So maybe RZA was as frustrated as Ghost was when the samples didn’t clear. And while “Flowers” certainly lost some of the original version’s warped, nervous stick-up-kid edginess, it nonetheless showcases an in-his-prime Ironman lyrically besting his estimable Wu brethren.
But if it feels like the label stepped on his product, watering it down — like the work Stringer Bell forced his lieutenants to sling in season one of The Wire — Ghost makes up for that with “The Forest,” which is nothing but that uncut raw. It features some of the self-proclaimed Wally Champ’s most imaginative darts. Ghost should win an EGOT for, Stanislavski style, inhabiting Ricochet Rabbit, Tweety Bird, Elmer Fudd, Shaggy, and a slew of other Saturday morning favorites. His dramatis personae here are at James Earl Jones levels.

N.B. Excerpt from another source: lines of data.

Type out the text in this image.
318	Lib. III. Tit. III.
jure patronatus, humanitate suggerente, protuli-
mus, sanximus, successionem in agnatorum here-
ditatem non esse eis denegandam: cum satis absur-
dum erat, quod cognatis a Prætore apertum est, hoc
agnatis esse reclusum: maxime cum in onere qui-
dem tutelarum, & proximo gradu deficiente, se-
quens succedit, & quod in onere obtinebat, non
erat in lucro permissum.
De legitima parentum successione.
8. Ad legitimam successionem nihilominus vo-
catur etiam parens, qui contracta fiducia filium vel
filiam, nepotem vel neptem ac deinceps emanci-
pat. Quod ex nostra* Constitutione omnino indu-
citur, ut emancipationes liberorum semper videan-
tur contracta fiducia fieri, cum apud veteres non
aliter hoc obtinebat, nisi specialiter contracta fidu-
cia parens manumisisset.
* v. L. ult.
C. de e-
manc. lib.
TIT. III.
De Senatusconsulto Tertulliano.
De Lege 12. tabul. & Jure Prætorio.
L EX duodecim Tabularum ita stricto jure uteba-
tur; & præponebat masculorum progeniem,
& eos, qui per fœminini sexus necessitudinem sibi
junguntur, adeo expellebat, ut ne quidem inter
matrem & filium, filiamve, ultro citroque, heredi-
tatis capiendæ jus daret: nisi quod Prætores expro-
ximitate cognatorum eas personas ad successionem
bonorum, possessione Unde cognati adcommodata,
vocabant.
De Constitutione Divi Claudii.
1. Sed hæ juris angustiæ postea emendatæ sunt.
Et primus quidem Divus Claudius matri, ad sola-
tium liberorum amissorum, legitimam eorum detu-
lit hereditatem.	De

On the Alchemist’s moody, flutes-driven beat — a demented riff on whatever the theme music to a multiplane-camera version of Smurfs: The Lost Village might sound like — Ghost recites a Palm d’Or-worthy true-crime hagiography for the beloved basset hound, Droopy: “‘Bet you my golly, oh glory with a story to tell/ Droopy got knocked, now he Muslim in jail/ His name is Abdrul, Colorful, Snow White tattoo/ She used to send him mad flicks in Cash Rule.” His spot-on impersonation of at least one of the Three Little Pigs and the Big Bad Wolf (“‘What great big heat you have’/ He replied, ‘Fuck my gun I’ll eat you fast’”) would make Stella Adler proud.
“The Forest” feels magical. It reminds me of rap’s golden age, when inventive yarns like these were everywhere. You can tell Ghost is thrilled to be doing what kept him in awe as a youngster, listening to the tall tales of Slick Rick, Kool Keith, or Kool G. Rap — an era when, as RZA observed at the beginning of “Can It Be All So Simple/Intermission,” “everything was all smooth and calm and shit.”
There’s a compilation on YouTube of all the notable guests who appeared on 106 & Park from the years 2000-2006. (2001, the year Bulletproof dropped, seemed to be Lil Bow Wow in perpetuity.) There’s no indication that something as outre as “The Forest” (on Michael Jackson’s label, of all places!) would have even been possible in the era of ringtone rap, Burberry Timbs, and overpriced MCU-villain-colored beverages enjoyed at Jay-Z-name-checked nightclubs.
Even lead single “Never Be The Same” is amusingly one of one. In his review (now in the archives of that proto-Black Twitter braintrust, Okayplayer), Questlove said of the glossy, TMI-worthy hit, “The maturity and restraint of him not being the ‘bigger dick’ really challenges me to think that this is not the author of Ironman‘s ‘Wildflower.'” Not since Biggie has a rapper brought such authenticity to obvious attempts at radio airplay. On any RZA beat, lyrics like, “Brushin’ off his 88 Clarks, y’all can’t touch him/ I bet a wad on it, y’all can’t fuck with him,” would make for an instant street classic.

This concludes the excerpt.